Second, the Court can clarify Smith's neutrality standard. At the beginning of this saga, CSS provided foster care services in Philadelphia (as it had for 200 years—long before the City became involved) and the City had no policy that would exclude CSS. Philadelphia politicians read in the newspaper that CSS holds a religious objection to approving same-sex and unmarried couples for its foster care program, and instructed City lawyers to find a way to exclude entities that discriminate "under the guise of religious freedom." The City then proceeded to craft a policy that would have the effect of excluding CSS without interfering with the ability of other foster care agencies to operate out of compliance with other aspects of the anti-discrimination policy.
The logic of Smith is that policies that apply to all parties are not unconstitutional when they happen to conflict with one party's religious exercise. That does not license governments to craft policies to exclude religious entities and exempt others.

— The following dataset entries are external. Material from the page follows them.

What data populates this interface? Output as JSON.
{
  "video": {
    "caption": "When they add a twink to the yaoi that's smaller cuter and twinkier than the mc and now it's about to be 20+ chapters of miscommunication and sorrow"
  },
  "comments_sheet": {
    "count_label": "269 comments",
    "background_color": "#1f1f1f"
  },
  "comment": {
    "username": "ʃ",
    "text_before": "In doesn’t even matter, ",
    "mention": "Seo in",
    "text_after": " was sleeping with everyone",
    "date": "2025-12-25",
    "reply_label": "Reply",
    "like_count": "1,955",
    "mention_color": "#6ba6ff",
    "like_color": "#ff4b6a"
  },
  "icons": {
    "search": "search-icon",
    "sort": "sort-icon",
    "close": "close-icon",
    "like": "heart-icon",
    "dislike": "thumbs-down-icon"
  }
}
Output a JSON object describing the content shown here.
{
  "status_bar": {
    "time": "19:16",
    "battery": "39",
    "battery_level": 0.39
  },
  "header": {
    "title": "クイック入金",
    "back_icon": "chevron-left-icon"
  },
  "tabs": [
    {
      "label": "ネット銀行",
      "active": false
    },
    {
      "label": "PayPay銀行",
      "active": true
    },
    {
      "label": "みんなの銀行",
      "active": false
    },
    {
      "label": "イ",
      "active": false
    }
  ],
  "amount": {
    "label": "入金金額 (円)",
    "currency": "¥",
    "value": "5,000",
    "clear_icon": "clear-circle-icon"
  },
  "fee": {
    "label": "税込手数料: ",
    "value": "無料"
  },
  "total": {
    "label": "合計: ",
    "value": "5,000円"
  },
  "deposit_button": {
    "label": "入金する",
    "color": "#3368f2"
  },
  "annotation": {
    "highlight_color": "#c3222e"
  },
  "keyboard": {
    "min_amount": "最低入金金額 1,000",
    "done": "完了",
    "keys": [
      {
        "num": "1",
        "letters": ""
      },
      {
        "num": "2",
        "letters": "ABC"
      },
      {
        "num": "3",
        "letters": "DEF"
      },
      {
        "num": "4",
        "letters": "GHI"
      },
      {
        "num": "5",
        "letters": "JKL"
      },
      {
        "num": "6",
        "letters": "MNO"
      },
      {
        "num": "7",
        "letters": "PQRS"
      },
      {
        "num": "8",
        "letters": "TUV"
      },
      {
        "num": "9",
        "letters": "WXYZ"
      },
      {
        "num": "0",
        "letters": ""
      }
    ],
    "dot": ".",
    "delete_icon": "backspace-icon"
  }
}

[3.] Even if a City policy burdens the free exercise of religion, it might nonetheless be constitutional if it serves a compelling governmental purpose in the least restrictive way. (If a religion commanded child sacrifice, the government could prohibit the exercise of that belief.) It is not likely that the City's policy would satisfy this demanding standard.
The principal justification for the City's policy seems to be communicative in nature; it wishes to prevent the insult to same-sex couples that is implied by their exclusion from CSS's program. But pure communicative impacts are a parlous ground for compelling governmental interests; people have a free speech right to express disapproval of conduct the state approves of.
More important are the material effects. If CSS were the only foster-care organization or if there were any evidence that same-sex couples were hindered by CSS's policy (issues Justice Kavanaugh asked about), the City might well have an argument. But this is contrary to the facts of the case.
Indeed, the real effect of the City's policy is to reduce the availability of foster placements for all children. As Hashim Mooppan. Counselor to the Solicitor General arguing in support of CSS, put it: "what the City has done is worse than cutting off its nose to spite its face. What it is doing is cutting off homes from the most vulnerable children in the City to spite the Catholic Church."
[4.] Finally, I was surprised to hear some Justices give credence to a late-made argument by the City that attempts to sidestep the First Amendment issue. According to the argument, the City did not exclude CSS from the foster care program in an exercise of its regulatory power but merely refused to enter into a contract with it. Both Chief Justice Roberts and Justice Kagan asked about this argument.
It is not obvious that this would be a winner for the City even if the argument applied; after all, governments cannot violate the Constitution in their contracting capacity any more than their regulatory capacity. But a simpler answer is that the City has never claimed it was imposing the policy in a managerial capacity. It has said throughout this dispute that it is enforcing the Fair Practices Ordinance, which applies across the board to private and business conduct, and has nothing to do with contracting. If upheld, the City's broad rule could be stretched to apply to religious schools, hospitals, and homeless shelters (as the City admitted at oral argument)—not just entities required to "contract" with the City.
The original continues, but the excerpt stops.